Clarke explains that the nurse navigators in the CBCC program visit “public housing facilities and gather women there to do education sessions explaining why you need to come in for a mammogram.” And by doing so, Coleman says, they can actively thwart the fears and other impediments that prevent women from getting screened and treated for breast cancer. “Fear is definitely one of the biggest things” that prevents women from seeking the care they need, Coleman says. “Fear of the results, and the myth of [mammograms] being painful.” Beyond that, many women are fearful of what might happen if their routine mammogram shows a cancer, because most of the women CBCC works with are uninsured. “I have heard women say, ‘What’s the point of finding out if I can’t do anything about it?'” But the CBCC nurse navigators can help women sign up for Medicaid if they’re eligible and find them other sources of insurance or free treatment.

In addition, having a familiar face to help these women through the process is a big part of the program’s success, Coleman says. “A large number of our patients are Spanish-speaking and immigrants or recent immigrants.

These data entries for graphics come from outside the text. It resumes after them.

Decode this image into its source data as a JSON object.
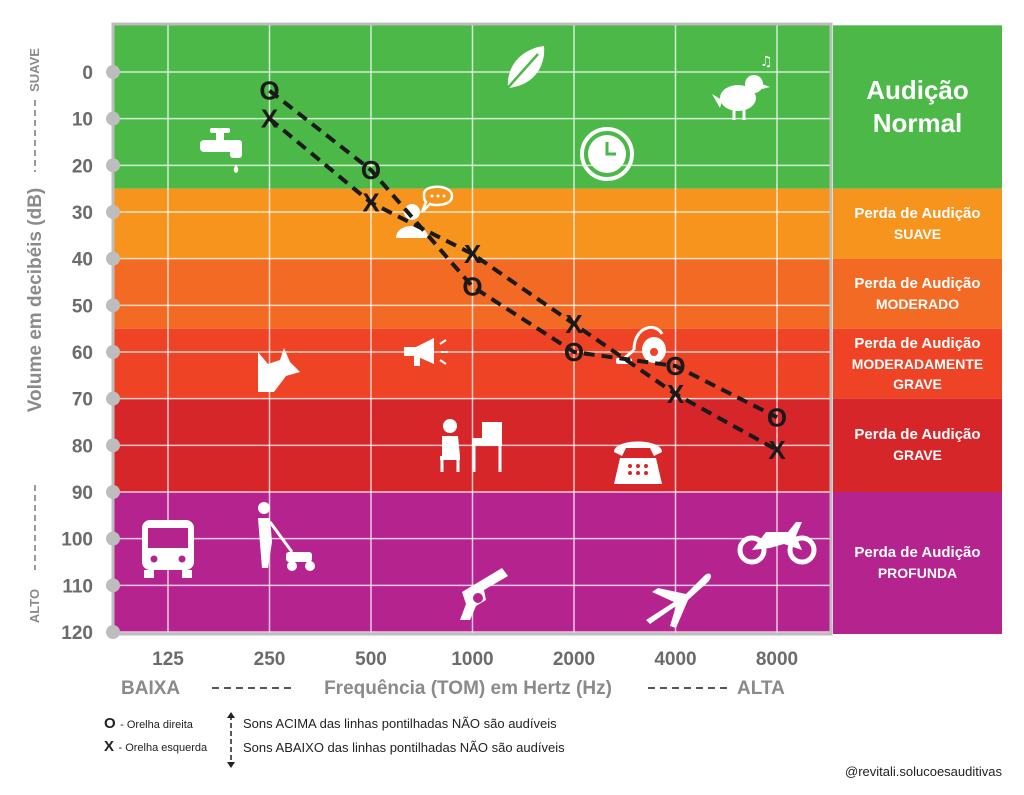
{
  "chart_data": {
    "type": "line",
    "xlabel": "Frequência (TOM) em Hertz (Hz)",
    "x_left_label": "BAIXA",
    "x_right_label": "ALTA",
    "ylabel": "Volume em decibéis  (dB)",
    "y_top_label": "SUAVE",
    "y_bottom_label": "ALTO",
    "categories": [
      "125",
      "250",
      "500",
      "1000",
      "2000",
      "4000",
      "8000"
    ],
    "yticks": [
      0,
      10,
      20,
      30,
      40,
      50,
      60,
      70,
      80,
      90,
      100,
      110,
      120
    ],
    "ylim": [
      0,
      120
    ],
    "y_inverted": true,
    "grid": true,
    "series": [
      {
        "marker": "O",
        "x": [
          250,
          500,
          1000,
          2000,
          4000,
          8000
        ],
        "values": [
          4,
          21,
          46,
          60,
          63,
          74
        ],
        "style": "dashed"
      },
      {
        "marker": "X",
        "x": [
          250,
          500,
          1000,
          2000,
          4000,
          8000
        ],
        "values": [
          10,
          28,
          39,
          54,
          69,
          81
        ],
        "style": "dashed"
      }
    ],
    "bands": [
      {
        "from": -10,
        "to": 25,
        "color": "#4cb847",
        "label_line1": "Audição",
        "label_line2": "Normal",
        "big": true
      },
      {
        "from": 25,
        "to": 40,
        "color": "#f7941d",
        "label_line1": "Perda de Audição",
        "label_line2": "SUAVE"
      },
      {
        "from": 40,
        "to": 55,
        "color": "#f26a23",
        "label_line1": "Perda de Audição",
        "label_line2": "MODERADO"
      },
      {
        "from": 55,
        "to": 70,
        "color": "#ee4325",
        "label_line1": "Perda de Audição",
        "label_line2": "MODERADAMENTE",
        "label_line3": "GRAVE"
      },
      {
        "from": 70,
        "to": 90,
        "color": "#d7262a",
        "label_line1": "Perda de Audição",
        "label_line2": "GRAVE"
      },
      {
        "from": 90,
        "to": 130,
        "color": "#b5238f",
        "label_line1": "Perda de Audição",
        "label_line2": "PROFUNDA"
      }
    ],
    "icons": [
      "leaf-icon",
      "bird-icon",
      "faucet-icon",
      "clock-icon",
      "person-talking-icon",
      "dog-icon",
      "megaphone-icon",
      "vacuum-icon",
      "piano-player-icon",
      "telephone-icon",
      "bus-icon",
      "lawnmower-icon",
      "gun-icon",
      "airplane-icon",
      "motorcycle-icon"
    ]
  },
  "legend": {
    "o_symbol": "O",
    "o_label": "- Orelha direita",
    "x_symbol": "X",
    "x_label": "- Orelha esquerda",
    "above_text": "Sons ACIMA das linhas pontilhadas NÃO são audíveis",
    "below_text": "Sons ABAIXO das linhas pontilhadas NÃO são audíveis"
  },
  "credit": "@revitali.solucoesauditivas"
}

There’s a huge trust factor in filling out paperwork for them, and building that trust is necessary,” Coleman says.

Coleman says the program has grown from screening about 25 patients in its first year to screening “about 1,500 women per year. We have diagnosed about 200 cases of breast cancer since the program began.” The majority of program funding currently comes from the AVON Foundation and Susan G. Komen organization.

Offering these varying approaches to reaching patients improves the chances that all patients will be able to access the care they need, Paskett says, because “the solution has to be comprehensive and multi-level.” In Chicago, she says policy changes were instituted at the top to address “social issues and institution issues,” as well as developing new ways to work with patients directly in ways that will improve their quality of care. She explains that Ohio State also has a mobile mammogram unit that travels to Appalachia to bring care to populations that might not otherwise be able to access it.

Similarly in Montana, Hulvat says the emphasis is on “treating the patient, not the disease,” and that means reaching people the way they need to be reached. We have to be a little bit creative,” she says, citing the example of the Native American population in Montana, which typically relies “on oral histories. It’s in their blood, so they have to know somebody who gives them a message. They don’t care about a billboard or a tweet, but if someone at church says you need a mammogram and the bus comes here,” then they’re much more likely to take advantage of the service. Although it can be a slower means of education, if it works, that makes it more efficient in the long run.